Ground state properties and excitation spectrum of a two dimensional gas of bosonic dipoles

TL;DR

This study uses quantum Monte Carlo methods to analyze the ground state and excitation spectrum of two-dimensional dipolar Bose gases, highlighting the effects of anisotropy and polarization angle on their properties at various densities.

Contribution

It provides the first detailed quantum Monte Carlo analysis of anisotropic effects in 2D dipolar Bose gases across a range of densities and compares excitation spectrum approximations.

Findings

Anisotropy effects on energy scale with the gas parameter at low densities.
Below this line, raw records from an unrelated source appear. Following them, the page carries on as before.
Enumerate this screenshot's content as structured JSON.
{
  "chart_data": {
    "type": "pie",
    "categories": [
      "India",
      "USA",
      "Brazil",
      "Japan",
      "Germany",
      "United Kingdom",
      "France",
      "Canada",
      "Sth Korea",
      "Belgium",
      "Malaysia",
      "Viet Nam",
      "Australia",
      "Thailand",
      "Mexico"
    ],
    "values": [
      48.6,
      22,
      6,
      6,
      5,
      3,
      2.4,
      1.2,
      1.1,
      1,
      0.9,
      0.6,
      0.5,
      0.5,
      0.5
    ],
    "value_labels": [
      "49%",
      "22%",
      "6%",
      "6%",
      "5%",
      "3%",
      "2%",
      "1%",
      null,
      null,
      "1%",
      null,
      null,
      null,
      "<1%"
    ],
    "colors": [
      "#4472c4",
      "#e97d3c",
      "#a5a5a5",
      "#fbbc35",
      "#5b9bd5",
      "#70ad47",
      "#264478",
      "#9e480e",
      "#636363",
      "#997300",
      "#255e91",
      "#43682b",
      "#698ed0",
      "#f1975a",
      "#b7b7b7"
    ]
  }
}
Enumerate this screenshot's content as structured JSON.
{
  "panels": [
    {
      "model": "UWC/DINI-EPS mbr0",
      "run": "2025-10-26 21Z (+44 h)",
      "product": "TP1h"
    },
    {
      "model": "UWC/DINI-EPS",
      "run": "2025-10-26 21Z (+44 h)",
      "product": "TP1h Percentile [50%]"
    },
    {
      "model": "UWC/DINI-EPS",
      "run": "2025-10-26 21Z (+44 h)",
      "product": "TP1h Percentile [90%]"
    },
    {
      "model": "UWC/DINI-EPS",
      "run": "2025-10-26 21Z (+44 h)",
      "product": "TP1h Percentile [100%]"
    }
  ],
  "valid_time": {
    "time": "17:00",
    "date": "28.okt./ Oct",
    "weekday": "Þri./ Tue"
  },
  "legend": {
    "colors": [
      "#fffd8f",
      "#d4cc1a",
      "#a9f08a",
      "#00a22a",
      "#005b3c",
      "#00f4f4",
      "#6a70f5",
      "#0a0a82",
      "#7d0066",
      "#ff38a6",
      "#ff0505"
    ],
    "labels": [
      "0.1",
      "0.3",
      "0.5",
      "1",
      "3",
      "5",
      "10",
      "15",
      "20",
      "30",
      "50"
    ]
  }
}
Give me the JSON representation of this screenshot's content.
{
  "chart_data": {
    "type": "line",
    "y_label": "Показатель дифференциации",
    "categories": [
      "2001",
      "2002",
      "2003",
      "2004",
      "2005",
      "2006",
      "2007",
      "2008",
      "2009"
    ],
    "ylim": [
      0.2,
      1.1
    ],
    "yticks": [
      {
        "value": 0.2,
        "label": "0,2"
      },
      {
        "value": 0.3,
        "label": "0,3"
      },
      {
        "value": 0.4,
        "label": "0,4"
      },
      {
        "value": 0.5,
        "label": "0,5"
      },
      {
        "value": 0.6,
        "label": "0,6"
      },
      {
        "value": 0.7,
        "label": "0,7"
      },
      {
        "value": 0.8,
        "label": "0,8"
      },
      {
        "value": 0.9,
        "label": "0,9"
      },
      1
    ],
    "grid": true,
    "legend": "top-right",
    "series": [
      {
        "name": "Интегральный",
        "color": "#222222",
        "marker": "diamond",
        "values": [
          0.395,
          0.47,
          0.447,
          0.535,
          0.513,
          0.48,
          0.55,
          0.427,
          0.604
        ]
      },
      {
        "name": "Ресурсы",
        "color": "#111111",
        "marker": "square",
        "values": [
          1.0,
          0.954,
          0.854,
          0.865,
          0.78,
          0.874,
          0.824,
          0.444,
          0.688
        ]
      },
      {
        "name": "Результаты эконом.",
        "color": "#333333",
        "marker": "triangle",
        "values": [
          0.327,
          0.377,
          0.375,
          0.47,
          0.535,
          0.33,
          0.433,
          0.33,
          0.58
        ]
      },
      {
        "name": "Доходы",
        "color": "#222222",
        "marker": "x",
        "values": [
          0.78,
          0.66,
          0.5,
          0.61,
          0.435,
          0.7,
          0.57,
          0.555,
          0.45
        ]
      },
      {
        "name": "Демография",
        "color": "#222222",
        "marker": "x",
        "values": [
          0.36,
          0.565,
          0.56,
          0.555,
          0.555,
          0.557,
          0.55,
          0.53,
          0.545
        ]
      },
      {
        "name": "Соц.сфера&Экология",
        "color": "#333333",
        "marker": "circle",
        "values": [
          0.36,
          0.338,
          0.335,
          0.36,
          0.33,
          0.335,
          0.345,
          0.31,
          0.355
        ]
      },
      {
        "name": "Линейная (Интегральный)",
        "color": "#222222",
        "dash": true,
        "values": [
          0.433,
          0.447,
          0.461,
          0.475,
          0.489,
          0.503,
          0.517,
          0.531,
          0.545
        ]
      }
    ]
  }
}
Feynman and Bogoliubov approximations agree at low densities but diverge at higher densities.

Anisotropy significantly influences the excitation spectrum at large densities.

Abstract

We present a quantum Monte Carlo study of two-dimensional dipolar Bose gases in the limit of zero temperature. The analysis is mainly focused on the anisotropy effects induced in the homogeneous gas when the polarization angle with respect to the plane is changed. We restrict our study to the regime where the dipolar interaction is strictly repulsive, although the strength of the pair repulsion depends on the vector interparticle distance. Our results show that the effect of the anisotropy in the energy per particle scales with the gas parameter at low densities as expected, and that this scaling is preserved for all polarization angles even at the largest densities considered here. We also evaluate the excitation spectrum of the dipolar Bose gas in the context of the Feynman approximation and compare the results obtained with the Bogoliubov ones. As expected, we find that these two approximations agree at very low densities, while they start to deviate from each other as the density increases. For the largest densities studied, we observe a significant influence of the anisotropy of the dipole-dipole interaction in the excitation spectrum.